Many mining areas in eastern DRC are controlled by rebels and the national army, who violently exploit civilians to retain access to valuable minerals, including cassiterite (tin ore), coltan and gold. Cassiterite and coltan are used to make mobile phones, computers and other electronics, among other things.
Global Witness wrote to 200 companies and found that most had no controls in place to stop ‘conflict minerals’ entering their supply chain. It says governments, including the UK and Belgium, are undermining their own development assistance and diplomatic efforts to end the 12-year conflict by failing to crack down on companies based within their borders.
Informed by on-the-ground investigations and interviews in North and South Kivu, the report reveals that the national Congolese army and rebel groups regularly cooperate, carving up territory and occasionally sharing the spoils of illegal mining.
“All the warring parties in the DRC are systematically using forced labour and violent extortion in mining areas,” said Patrick Alley, Director of Global Witness.
“It is not good enough for companies to say they buy only from licensed exporters, when they know full well that their middlemen buy from armed groups. The failure of governments to hold companies to account, of Burundi and Rwanda to restrict the trade across their borders, and of donors and diplomats to address explicitly the role of the mineral trade, have all contributed to the continuation of a conflict that has killed millions and displaced many more.”
One of the companies featured in the report is THAISARCO, the world’s fifth-largest tin-producing company, owned by British metals giant, AMC. THAISARCO’s main supplier, Congo-based Panju, sells cassiterite and coltan from mines controlled by the rebel FDLR.
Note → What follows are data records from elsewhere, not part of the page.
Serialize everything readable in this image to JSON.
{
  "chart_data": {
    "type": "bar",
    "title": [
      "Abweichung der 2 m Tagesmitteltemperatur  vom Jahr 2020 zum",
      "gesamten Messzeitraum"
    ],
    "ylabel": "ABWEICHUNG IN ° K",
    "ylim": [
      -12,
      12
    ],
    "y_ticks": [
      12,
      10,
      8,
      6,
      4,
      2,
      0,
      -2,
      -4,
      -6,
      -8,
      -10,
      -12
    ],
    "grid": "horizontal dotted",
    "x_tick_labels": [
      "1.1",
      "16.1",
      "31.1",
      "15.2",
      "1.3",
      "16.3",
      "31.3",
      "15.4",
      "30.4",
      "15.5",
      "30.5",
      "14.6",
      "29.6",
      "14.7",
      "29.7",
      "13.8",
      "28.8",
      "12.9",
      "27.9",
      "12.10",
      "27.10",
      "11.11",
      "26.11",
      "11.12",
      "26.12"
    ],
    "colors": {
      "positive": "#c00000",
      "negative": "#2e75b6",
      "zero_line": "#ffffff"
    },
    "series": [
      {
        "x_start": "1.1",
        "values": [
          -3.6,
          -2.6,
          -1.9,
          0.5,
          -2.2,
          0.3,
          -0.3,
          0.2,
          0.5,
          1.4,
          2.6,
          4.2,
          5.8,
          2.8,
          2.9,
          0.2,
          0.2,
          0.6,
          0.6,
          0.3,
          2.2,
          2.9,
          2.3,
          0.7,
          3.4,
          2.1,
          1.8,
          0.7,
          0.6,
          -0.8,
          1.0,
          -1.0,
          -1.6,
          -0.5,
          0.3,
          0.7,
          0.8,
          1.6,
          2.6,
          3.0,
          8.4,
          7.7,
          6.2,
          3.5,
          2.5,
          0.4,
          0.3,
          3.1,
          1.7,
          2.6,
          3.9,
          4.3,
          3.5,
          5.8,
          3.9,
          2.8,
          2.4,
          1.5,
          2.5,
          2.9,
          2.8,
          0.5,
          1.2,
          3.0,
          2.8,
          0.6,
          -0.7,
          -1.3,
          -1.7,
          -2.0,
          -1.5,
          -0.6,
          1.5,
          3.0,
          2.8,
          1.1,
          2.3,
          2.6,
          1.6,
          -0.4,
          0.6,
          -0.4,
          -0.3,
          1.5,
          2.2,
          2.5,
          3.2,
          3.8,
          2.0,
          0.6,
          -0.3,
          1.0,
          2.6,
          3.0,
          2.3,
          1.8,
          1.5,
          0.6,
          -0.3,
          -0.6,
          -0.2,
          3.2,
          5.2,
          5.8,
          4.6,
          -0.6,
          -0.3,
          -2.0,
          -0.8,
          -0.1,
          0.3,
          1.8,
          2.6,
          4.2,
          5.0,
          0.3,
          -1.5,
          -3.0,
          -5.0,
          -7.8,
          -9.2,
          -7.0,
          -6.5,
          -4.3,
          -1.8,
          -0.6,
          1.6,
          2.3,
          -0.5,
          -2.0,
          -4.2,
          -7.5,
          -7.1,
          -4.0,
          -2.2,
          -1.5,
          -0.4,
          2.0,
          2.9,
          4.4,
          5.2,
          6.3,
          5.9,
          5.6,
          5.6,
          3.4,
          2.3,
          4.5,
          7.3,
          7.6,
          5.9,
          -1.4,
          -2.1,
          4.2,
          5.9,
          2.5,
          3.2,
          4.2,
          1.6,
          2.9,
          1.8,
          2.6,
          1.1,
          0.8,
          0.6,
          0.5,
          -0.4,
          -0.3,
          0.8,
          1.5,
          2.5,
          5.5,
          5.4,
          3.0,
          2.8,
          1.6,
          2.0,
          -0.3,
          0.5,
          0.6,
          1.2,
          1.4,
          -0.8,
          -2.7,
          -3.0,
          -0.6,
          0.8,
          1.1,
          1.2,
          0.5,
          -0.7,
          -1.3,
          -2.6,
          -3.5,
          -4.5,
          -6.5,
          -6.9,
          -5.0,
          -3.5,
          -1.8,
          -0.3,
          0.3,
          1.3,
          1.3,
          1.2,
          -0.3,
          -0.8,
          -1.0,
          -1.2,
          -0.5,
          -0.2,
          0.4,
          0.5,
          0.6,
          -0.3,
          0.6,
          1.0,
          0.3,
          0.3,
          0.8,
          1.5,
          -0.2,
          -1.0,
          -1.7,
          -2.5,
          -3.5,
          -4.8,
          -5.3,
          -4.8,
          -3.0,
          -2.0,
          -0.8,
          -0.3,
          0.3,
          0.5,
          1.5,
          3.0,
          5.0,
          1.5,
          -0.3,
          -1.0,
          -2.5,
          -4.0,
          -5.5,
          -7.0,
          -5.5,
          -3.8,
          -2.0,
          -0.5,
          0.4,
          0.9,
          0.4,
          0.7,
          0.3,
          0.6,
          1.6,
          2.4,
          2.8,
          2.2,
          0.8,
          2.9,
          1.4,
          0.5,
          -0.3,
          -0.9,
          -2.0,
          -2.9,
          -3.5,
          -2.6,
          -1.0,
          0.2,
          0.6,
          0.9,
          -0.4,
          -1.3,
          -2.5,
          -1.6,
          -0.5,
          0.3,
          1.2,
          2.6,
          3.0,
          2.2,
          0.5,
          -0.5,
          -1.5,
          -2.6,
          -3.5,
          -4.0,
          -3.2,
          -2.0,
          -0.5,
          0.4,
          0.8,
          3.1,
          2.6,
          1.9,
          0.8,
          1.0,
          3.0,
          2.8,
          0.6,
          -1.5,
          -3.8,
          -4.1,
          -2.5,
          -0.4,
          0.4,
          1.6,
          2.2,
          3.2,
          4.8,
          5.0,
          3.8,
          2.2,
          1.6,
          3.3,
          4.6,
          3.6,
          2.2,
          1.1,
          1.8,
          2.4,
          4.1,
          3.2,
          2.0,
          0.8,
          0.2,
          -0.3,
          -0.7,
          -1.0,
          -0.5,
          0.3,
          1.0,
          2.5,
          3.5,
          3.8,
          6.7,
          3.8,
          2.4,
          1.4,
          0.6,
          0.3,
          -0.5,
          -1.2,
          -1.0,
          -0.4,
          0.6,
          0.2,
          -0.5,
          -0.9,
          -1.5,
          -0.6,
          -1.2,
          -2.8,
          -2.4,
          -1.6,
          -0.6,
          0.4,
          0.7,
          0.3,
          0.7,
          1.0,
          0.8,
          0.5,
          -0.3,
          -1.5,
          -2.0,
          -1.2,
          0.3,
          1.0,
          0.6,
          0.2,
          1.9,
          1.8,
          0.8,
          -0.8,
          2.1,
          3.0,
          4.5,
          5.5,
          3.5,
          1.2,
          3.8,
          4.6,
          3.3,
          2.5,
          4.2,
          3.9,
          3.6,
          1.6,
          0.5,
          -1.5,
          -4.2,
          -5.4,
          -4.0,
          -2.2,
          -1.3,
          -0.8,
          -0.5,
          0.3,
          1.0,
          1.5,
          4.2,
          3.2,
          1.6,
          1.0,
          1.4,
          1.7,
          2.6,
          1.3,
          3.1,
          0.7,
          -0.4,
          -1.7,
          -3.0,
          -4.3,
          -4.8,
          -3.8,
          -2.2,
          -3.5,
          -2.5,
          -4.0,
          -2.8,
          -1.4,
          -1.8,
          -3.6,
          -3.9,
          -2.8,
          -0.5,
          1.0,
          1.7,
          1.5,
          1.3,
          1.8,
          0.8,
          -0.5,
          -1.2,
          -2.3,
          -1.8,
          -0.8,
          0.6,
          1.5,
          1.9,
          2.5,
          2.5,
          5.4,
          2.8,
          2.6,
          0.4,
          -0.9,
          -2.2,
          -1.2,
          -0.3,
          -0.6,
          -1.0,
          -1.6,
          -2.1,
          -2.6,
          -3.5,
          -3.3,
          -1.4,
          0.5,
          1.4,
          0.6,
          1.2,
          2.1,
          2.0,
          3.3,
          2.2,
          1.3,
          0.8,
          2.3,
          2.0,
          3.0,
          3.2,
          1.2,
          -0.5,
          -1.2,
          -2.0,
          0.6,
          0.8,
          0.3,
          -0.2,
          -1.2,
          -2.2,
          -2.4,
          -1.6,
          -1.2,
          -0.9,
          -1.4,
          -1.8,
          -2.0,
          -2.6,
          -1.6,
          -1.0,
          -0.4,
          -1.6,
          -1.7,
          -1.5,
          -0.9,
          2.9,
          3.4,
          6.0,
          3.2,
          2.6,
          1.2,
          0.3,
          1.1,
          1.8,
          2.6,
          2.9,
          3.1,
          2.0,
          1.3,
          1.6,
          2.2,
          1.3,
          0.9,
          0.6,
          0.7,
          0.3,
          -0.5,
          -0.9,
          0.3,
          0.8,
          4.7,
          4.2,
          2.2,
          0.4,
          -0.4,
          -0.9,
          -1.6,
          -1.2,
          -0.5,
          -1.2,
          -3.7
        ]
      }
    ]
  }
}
Another company is the UK-based Afrimex, already found by the British government in 2008 to be in breach of the OECD Guidelines for Multinational Enterprises for buying from suppliers who made payments to a rebel group. The British government has yet to take any concrete action on this information.
Global Witness called on companies trading in minerals from the DRC to carry out thorough due diligence to ensure that they are not funding warring parties. The DRC and other governments should cut off warring parties’ access to the mines and to international trade routes. And home governments should hold to account their companies for involvement in the illicit mineral trade from DRC.